Look at my sample code

struct A
{
   int member;
};

int main()
{
   int A; //Line 1
   A b;   //Line 2 
   b.member = int(); //Line 3
}

Errors are

prog.cpp: In function ‘int main()’:
prog.cpp:9: error: expected `;' before ‘b’
prog.cpp:9: warning: statement has no effect
prog.cpp:10: error: ‘b’ was not declared in this scope

How to access structure A in second line ? Why do I get the error anyway?

Answer 1

How to remove the error in Line 2?

Use Elaborated Type Specifier, ie instead of writing A b; write struct A b; .

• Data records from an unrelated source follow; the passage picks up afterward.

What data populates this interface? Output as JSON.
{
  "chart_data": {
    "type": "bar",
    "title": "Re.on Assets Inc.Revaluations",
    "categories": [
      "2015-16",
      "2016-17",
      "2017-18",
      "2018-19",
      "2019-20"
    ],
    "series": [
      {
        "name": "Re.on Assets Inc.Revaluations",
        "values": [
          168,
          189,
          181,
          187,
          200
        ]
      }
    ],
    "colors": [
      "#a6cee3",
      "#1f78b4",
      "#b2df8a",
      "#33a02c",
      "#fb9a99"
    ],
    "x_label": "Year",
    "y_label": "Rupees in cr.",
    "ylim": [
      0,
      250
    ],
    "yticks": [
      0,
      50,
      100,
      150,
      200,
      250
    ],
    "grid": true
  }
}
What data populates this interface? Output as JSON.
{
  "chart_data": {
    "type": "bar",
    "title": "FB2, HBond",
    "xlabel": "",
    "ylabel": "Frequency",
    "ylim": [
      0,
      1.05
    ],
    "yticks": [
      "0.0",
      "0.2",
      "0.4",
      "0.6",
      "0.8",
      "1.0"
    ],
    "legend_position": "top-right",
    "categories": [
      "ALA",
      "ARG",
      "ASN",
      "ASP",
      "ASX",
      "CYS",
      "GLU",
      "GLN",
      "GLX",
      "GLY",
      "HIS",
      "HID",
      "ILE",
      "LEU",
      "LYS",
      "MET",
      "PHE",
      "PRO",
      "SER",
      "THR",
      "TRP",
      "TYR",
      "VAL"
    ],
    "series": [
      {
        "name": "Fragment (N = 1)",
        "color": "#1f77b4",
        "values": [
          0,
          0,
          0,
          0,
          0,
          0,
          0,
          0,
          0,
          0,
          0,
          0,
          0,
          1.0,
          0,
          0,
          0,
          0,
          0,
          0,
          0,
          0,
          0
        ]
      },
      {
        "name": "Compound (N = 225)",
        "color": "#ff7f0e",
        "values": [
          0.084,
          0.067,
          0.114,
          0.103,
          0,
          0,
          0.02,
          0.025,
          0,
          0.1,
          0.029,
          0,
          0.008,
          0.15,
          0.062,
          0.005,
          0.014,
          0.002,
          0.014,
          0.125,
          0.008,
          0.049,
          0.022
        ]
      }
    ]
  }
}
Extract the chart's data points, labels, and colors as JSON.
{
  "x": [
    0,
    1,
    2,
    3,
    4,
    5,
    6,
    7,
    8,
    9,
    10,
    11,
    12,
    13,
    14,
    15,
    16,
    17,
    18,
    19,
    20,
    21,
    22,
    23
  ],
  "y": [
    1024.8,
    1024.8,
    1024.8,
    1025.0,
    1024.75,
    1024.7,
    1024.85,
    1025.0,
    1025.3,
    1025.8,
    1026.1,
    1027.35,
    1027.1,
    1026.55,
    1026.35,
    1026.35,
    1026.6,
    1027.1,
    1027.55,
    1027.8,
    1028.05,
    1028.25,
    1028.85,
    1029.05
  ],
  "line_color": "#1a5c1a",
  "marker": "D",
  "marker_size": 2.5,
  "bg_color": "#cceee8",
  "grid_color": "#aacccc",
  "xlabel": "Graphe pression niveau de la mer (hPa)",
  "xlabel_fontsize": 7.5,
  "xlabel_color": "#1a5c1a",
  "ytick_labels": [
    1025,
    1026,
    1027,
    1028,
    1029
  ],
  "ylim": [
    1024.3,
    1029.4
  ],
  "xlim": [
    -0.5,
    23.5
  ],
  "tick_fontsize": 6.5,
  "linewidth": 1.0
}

3.4.4 Elaborated type specifiers

An elaborated-type-specifier may be used to refer to a previously declared class-name or enum-name even though the name has been hidden by a non-type declaration (3.3.7) . The class-name or enum-name in the elaborated-type-specifier may either be a simple identifer or be a qualified-id.

---

Why do I get the error anyway?

Because A outside main is hidden inside main after the definition of int A . The only way to access struct A is by using elaborated-type-specifier.

3.3.7 Name hiding

2) A class name (9.1) or enumeration name (7.2) can be hidden by the name of an object, function, or enumerator declared in the same scope. If a class or enumeration name and an object, function, or enumerator are declared in the same scope (in any order) with the same name , the class or enumeration name is hidden wherever the object, function, or enumerator name is visible.